And when divorce does happen, what is one of the most common reasons cited? ‘Communication breakdown… arguments… lack of communication… poor communication… growing apart…’
The logical thing to conclude from this is that there is a crisis in relationship and communication skills – leading to family break-ups, misery, and even suicide and murder.
If we turn to business and industry, we again see the dire need to improve communication. Academic studies show that inept criticism is one of the primary causes of tension and distress in the workplace – in fact more distressing than issues around financial rewards.[4] Such inept communication leads to:
- De-motivated employees
- Under-performing employees
- Loss of valuable employees
This costs business dearly. It costs the economy. And it costs workers emotionally – in terms of stress and life satisfaction.
If we consider the relationships between different countries, different religions, different nationalities, we truly are looking at disasters of Armageddon-like proportions.
All this seems point to one conclusion: we have a communication crisis – a crisis that is personal, national and international.
All too often we decide that it is OTHER people who need to improve their communication. ‘Oh yeah, my boss needs to learn how to communicate effectively… oh yeah, my boyfriend needs to learn how to communicate…’
We ALL need to improve our communication skills.
There are practical and immediate benefits for us. We can improve our home life – and our work life. Studies show that managers regard the ability to communicate effectively as the single most important factor in determining promotability[5] – and also the single biggest factor in employing newly-graduated professionals.[6]
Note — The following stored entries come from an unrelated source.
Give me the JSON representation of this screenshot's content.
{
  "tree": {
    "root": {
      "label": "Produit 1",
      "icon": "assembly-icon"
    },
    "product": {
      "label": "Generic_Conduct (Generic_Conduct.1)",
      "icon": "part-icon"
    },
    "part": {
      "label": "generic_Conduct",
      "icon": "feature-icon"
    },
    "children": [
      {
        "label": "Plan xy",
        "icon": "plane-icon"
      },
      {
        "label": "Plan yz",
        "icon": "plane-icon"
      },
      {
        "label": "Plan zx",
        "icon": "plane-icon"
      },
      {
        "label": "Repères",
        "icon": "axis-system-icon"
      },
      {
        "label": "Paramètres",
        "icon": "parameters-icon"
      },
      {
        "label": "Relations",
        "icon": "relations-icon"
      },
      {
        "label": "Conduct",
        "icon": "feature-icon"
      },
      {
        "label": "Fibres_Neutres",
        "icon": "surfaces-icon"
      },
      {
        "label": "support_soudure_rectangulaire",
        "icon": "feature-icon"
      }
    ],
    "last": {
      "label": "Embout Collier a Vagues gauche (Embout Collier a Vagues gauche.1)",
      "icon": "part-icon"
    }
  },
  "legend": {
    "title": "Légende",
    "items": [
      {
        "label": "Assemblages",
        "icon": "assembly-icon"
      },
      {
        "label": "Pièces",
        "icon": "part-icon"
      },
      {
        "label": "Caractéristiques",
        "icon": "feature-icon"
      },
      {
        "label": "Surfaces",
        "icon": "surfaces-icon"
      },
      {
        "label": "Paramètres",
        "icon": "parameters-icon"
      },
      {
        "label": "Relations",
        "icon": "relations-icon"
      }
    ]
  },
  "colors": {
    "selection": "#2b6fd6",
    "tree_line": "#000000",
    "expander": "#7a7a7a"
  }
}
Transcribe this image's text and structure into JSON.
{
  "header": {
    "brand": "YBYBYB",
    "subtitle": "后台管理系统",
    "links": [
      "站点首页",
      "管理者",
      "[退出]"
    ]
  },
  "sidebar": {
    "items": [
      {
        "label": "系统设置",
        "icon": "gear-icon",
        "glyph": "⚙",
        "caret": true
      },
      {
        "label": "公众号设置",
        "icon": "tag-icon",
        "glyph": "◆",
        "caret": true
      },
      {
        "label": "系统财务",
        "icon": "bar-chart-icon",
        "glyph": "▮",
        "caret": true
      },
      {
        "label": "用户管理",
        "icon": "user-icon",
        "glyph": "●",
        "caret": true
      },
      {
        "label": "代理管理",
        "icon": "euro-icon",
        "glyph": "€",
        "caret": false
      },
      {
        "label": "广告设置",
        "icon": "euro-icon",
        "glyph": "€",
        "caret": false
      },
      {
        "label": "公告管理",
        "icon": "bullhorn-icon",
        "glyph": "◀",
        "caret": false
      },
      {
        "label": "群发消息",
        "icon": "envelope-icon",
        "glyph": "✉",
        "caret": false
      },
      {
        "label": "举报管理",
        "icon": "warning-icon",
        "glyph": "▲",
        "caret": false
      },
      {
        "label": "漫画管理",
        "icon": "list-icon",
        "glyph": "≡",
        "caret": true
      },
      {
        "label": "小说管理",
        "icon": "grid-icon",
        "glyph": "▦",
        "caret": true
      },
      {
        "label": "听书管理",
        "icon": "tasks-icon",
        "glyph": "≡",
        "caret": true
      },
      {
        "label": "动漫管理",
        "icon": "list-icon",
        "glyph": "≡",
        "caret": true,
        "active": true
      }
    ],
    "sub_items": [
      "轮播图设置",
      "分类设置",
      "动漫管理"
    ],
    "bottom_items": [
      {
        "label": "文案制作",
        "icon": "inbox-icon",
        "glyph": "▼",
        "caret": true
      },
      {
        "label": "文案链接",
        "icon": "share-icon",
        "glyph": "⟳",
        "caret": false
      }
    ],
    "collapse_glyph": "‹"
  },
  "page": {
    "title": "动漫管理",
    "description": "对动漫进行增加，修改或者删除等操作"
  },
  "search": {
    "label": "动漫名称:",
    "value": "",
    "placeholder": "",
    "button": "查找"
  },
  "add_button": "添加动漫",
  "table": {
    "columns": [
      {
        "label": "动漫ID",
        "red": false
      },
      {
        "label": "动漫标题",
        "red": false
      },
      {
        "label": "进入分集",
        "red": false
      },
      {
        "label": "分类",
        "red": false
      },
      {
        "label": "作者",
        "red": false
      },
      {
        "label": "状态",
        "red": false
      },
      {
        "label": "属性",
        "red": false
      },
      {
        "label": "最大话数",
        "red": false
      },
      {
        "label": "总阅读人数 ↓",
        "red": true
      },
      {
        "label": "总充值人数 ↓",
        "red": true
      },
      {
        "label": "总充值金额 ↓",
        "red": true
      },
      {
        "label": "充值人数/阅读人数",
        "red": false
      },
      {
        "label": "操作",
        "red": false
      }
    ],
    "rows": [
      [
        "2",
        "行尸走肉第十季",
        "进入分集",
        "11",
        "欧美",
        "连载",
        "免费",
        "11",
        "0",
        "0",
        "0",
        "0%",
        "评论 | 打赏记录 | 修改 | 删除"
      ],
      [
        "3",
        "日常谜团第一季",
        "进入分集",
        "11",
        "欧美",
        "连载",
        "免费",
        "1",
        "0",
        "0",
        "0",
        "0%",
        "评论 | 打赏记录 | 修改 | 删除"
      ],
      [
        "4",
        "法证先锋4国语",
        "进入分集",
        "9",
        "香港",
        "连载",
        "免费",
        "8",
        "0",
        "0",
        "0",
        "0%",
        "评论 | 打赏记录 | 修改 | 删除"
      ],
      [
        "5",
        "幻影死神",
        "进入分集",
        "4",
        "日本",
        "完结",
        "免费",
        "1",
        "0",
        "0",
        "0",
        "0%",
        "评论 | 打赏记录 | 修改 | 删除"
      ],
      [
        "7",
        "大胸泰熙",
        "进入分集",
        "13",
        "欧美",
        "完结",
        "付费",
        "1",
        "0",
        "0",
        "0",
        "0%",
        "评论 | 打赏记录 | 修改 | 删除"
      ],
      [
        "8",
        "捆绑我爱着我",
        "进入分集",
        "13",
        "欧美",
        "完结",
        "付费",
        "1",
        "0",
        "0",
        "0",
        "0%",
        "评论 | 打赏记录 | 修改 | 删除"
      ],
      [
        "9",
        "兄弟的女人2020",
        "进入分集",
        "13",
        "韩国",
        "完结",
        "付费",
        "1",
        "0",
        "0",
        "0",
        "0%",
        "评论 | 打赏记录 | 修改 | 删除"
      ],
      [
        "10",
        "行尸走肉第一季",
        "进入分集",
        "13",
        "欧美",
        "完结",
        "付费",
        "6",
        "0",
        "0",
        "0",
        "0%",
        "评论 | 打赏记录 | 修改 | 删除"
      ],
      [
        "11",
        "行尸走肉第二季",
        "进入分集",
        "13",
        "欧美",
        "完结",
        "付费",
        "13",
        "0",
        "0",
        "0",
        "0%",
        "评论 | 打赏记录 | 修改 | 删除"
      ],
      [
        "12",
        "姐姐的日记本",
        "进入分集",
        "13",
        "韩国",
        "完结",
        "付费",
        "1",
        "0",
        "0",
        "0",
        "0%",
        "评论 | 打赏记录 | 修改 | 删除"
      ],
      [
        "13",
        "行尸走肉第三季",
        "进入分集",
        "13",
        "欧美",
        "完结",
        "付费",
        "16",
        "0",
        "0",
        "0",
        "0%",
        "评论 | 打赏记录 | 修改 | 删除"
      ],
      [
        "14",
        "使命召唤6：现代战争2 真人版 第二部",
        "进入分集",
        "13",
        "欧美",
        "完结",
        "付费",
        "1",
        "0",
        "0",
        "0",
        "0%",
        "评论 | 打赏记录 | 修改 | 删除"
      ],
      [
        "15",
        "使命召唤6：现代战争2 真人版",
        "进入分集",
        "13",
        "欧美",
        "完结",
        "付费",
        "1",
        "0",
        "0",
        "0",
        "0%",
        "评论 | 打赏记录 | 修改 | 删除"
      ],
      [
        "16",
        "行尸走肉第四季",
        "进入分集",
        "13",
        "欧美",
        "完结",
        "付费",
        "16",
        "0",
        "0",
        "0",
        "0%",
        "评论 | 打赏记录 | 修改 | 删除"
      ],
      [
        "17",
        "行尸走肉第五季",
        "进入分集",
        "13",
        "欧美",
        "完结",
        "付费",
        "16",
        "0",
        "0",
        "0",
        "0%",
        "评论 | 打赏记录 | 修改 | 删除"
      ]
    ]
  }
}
Every few months, there is an educational furor over standards in reading, writing and arithmetic. Yet most people are going to spend a lot more of their lives talking than they are reading or writing or adding up. Not too many people die because they make an arithmetical error but people are dying – in suicides and murders – in part, because of lack of communication skills. We need to be teaching practical communication skills in schools, in families, in work situations.
There is an old Chinese saying, If we keep on the way we’re going, we’re liable to end up where we’re headed.
Well, if we keep on with our present way of communicating, society will keep going the way it’s headed.
Bad communication, bad relationships. Bad relationships, bad society.
Better communication, better relationships. Better relationships, better society.
There is only one place to make a start: with individual communication and individual relationships.
So let’s make that start and hopefully add greater meaning to your life and to the lives of others.
[1] Study by Pierre Baume of Griffith University. See http://law.gov.au/lafs.frsp/mensforum/fact/html.
[2] See www.cdc.gov.nchs/fastats/suicide.htm
[3] In one-third of the cases, the relationship between the victim and murderer was undetermined. See www.ojp.usdoj.gov/abstract/ipva99.htm.
[4] See Robert A. Baron, ‘Countering the Effects of Destructive Criticism’ p. 235.
[5] Report by the Business/Higher Education Round Table in Australia (1992).
[6] See J. Carlopio. G. Andrewartha, & H. Armstrong, Developing Management Skills in Australia (1997).